Rob James stated: “These figures that show a dramatic decrease in police numbers are extremely worrying and reinforce what communities are saying across Dyfed Powys – there are simply not enough police officers in our areas.
“The fact that we now have lower police numbers in the three counties compared to the end of the last Police and Crime Commissioner’s term with crime now on the rise illustrates that the Plaid Cymru Commissioner is failing in his duty to protect our communities.
“We need urgent action to make our communities safe once more, as there is a clear link between the loss of youth provision and cuts to officer numbers, and the rise of crime in our communities.
“There is little evidence that our Commissioner has grasped the nettle over the last three years in tackling this important issue.”
These claims however, have been slapped down by Police and Crime Comissioner, Dafydd Llewellyn. He said that said that Cllr James had misunderstood or misrepresented the information provided to him.
The Carmarthen data have a significant rider attached to them.
The explanatory note reads: ‘It should be noted that the figures for Carmarthenshire police division between 2008 and 2018 are not comparable as the structure of Carmarthenshire division in 2018 has altered to that of 2008 which has impacted upon the figures provided’.
That explanation is expanded upon concerning the Ceredigion data. Regarding them, an explanatory note warns that: ‘[T]he structures between 2008 and 2019 are not comparable as some sections that were recorded divisionally now come under the HQ remit, e.g. the Road Policing Unit, CID, etc.’.
Dafydd Llewelyn pointed out that note in his response to The Herald: “As outlined in the response to the Freedom of Information request, structures between 2008 and 2019 are not comparable as some sections that were recorded as divisionally based are now recorded under the HQ remit, for example, Roads Policing Unit, CID.”
Dafydd Llewelyn continued: “Since taking up my role as the elected person to represent the many communities across the four counties served by the force, I have increased the overall resource available by 4%. I have ploughed funding into dedicated teams to support front line officers and have invested in resources to support the most vulnerable in our communities.
“I have commissioned services specific to their needs – be that as victims of domestic abuse or young people choosing to leave their homes for reasons unknown to authorities. I will continue to do this.
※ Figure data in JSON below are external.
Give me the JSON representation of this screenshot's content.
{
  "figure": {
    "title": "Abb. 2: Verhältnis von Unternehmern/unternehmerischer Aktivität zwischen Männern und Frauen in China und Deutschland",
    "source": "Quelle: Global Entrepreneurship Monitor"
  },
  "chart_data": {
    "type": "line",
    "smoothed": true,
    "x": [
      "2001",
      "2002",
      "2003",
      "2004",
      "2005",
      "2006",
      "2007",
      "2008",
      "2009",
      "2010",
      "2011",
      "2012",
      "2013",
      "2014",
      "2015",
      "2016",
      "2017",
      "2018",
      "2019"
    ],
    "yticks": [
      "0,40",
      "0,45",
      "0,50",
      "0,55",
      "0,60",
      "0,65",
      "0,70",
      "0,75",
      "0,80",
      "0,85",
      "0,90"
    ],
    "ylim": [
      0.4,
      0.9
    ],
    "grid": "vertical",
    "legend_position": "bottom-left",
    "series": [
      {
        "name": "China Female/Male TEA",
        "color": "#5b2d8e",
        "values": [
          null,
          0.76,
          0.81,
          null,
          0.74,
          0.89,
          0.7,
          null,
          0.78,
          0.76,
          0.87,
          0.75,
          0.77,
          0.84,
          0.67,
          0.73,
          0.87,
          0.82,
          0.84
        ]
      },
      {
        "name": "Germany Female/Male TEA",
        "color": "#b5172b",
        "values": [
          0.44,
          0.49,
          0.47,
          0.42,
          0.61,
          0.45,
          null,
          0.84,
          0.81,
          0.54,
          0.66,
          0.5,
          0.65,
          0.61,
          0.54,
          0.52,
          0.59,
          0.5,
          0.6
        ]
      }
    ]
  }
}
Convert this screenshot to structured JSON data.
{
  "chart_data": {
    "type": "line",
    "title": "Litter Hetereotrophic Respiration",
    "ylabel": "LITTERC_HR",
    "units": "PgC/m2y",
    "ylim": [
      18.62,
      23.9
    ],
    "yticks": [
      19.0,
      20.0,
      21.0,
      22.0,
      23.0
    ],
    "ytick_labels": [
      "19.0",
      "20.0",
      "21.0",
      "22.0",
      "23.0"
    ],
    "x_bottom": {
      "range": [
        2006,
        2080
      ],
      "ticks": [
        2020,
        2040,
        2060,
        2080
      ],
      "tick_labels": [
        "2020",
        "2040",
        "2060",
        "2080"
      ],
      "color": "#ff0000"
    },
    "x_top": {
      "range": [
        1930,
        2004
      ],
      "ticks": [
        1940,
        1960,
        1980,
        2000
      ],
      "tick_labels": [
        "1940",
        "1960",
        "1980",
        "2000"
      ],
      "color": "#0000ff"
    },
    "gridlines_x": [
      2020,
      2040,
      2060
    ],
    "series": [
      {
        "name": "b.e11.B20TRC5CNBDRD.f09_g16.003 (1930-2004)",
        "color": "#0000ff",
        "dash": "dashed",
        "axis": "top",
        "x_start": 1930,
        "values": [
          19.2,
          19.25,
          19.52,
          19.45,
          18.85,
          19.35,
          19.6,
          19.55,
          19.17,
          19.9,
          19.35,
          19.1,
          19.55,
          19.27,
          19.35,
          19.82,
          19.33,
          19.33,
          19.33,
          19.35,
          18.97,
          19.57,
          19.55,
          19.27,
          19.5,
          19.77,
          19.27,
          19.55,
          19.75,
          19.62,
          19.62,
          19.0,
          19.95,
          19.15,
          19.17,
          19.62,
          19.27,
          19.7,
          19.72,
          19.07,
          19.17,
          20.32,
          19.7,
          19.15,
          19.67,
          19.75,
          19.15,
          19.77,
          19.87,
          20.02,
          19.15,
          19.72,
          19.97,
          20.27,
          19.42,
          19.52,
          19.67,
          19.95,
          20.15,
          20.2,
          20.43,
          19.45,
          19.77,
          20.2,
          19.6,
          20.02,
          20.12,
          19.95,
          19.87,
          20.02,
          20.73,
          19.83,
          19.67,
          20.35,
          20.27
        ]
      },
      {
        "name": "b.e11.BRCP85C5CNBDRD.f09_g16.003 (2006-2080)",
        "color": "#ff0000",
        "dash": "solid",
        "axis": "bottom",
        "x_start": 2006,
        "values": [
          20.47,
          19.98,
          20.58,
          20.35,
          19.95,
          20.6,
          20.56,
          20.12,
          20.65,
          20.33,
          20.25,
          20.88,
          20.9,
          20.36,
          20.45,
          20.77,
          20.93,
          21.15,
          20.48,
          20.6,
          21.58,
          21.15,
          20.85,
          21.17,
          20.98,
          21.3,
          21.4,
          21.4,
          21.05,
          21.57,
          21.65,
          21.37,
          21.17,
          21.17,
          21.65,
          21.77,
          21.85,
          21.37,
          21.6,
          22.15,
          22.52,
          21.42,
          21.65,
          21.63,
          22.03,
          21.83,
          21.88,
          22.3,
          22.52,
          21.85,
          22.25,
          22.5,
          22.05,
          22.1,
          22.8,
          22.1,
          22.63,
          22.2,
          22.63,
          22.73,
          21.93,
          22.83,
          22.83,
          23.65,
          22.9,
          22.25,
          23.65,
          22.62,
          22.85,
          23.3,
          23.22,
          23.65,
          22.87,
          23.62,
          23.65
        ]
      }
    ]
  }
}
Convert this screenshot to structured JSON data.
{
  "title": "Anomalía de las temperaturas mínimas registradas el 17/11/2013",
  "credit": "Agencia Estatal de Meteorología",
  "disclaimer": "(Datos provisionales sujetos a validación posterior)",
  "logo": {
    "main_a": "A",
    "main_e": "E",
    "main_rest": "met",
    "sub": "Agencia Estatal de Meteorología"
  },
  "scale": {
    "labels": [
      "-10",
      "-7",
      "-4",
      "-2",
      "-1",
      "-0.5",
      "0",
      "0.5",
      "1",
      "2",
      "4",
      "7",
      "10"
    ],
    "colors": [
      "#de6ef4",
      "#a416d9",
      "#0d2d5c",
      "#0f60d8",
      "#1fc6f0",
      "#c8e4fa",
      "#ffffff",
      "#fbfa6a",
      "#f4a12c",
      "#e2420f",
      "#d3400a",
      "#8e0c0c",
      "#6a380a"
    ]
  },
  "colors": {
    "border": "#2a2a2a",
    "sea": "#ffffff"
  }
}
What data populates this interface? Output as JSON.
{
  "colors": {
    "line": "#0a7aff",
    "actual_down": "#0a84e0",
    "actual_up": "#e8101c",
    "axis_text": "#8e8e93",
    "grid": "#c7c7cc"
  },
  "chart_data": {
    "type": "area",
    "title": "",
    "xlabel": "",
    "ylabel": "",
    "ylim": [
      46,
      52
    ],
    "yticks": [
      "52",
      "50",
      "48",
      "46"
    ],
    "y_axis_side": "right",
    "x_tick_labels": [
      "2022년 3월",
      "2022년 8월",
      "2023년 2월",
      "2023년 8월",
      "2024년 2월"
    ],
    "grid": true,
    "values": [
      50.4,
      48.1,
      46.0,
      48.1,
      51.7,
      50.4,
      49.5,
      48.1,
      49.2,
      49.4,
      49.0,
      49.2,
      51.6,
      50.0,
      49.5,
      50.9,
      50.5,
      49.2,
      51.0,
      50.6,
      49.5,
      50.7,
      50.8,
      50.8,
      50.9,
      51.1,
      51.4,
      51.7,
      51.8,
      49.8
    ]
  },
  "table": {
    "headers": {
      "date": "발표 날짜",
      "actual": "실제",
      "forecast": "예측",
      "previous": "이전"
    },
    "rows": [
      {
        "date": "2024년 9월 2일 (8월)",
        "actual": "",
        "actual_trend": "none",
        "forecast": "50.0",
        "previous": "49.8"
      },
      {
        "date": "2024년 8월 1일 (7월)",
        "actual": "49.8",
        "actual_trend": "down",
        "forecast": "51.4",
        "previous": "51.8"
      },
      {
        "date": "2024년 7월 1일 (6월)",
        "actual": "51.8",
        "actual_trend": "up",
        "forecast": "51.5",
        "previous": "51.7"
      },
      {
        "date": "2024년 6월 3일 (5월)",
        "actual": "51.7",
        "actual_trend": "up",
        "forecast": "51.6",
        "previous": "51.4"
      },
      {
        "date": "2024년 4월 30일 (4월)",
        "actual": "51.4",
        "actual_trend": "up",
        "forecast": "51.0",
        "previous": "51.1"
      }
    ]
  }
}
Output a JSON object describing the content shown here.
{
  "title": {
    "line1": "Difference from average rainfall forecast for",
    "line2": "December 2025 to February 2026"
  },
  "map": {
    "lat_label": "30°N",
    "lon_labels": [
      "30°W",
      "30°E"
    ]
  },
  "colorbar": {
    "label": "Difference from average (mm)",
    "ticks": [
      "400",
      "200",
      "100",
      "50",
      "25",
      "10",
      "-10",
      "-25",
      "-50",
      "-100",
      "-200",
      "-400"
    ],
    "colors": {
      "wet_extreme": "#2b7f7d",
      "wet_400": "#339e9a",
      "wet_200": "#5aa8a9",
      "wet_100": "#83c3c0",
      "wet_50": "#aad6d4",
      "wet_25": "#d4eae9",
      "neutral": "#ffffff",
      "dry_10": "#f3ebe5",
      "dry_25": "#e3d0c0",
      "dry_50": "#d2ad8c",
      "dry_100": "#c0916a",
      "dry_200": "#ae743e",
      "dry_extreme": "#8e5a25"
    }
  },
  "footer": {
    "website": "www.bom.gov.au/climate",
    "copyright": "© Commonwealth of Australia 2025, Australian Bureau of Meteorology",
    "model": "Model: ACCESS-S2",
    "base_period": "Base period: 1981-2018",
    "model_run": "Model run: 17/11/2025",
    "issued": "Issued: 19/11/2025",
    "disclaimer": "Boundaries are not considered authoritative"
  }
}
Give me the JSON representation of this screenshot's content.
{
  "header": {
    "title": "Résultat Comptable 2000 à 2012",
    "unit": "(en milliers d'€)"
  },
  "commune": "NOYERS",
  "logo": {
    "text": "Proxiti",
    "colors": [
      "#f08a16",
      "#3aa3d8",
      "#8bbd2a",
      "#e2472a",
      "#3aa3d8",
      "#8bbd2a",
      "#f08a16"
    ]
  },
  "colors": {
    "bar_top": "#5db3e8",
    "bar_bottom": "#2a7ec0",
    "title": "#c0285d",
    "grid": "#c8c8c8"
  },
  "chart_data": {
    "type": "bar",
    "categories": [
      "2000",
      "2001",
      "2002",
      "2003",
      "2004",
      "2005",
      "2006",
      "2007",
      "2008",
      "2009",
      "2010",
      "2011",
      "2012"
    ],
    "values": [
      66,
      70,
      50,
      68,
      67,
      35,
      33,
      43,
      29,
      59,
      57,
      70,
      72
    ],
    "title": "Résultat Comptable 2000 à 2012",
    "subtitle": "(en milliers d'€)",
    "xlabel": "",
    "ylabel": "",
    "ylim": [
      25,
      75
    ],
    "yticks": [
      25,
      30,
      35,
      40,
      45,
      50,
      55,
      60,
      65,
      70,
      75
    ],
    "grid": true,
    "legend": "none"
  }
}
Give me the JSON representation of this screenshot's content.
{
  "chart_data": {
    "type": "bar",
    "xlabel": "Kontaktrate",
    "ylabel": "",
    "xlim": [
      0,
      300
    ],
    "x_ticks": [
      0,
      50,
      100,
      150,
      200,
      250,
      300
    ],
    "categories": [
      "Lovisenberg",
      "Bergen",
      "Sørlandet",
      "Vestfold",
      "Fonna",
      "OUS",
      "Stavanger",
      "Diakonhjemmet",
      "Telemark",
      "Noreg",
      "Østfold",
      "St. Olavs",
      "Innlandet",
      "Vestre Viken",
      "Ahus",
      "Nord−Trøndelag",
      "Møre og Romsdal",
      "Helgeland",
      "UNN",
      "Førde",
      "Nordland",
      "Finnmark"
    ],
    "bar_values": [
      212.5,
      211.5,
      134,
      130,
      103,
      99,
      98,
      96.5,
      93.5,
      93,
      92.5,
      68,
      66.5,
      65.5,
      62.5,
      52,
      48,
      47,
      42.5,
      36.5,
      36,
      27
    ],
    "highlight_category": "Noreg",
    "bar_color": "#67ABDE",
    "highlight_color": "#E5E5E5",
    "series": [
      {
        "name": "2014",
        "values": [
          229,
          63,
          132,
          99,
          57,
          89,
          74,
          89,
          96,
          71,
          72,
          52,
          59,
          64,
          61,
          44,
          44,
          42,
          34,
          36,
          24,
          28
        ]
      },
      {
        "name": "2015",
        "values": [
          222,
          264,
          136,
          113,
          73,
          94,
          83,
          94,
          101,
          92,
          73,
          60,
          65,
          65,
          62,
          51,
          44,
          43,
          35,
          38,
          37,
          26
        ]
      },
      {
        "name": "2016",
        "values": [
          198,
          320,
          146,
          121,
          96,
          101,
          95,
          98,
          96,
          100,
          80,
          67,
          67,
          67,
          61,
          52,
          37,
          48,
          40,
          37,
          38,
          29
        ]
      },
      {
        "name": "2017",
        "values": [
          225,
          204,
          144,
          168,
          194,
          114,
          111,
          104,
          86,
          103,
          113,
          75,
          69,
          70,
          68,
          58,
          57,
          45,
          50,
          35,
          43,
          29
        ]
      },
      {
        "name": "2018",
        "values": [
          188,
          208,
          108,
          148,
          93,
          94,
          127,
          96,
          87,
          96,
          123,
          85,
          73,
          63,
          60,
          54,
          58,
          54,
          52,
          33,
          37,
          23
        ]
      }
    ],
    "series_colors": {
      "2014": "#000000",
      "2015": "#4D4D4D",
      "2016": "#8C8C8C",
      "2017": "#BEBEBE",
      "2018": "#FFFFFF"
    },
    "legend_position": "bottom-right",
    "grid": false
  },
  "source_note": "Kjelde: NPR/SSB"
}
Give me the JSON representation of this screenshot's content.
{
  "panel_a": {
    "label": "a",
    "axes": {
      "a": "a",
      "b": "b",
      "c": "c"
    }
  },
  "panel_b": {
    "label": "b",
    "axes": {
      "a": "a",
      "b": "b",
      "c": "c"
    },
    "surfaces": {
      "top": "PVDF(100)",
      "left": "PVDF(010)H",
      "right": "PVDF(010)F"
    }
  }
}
I will not be held to account by numbers on paper alone, but by the difference I can make to individuals’ quality of life.
“I will also use the opportunity I have to campaign for services appropriate to the very specific needs an area the size of Dyfed-Powys Police has and will work with the force to adapt according to those needs.”
He concluded by pointing out: “Carmarthenshire, Ceredigion, Pembrokeshire and Powys remain the safest counties nationally and I’m proud to be driving a service that is willing and able to flex and respond, despite the financial challenges faced day-in-day-out.”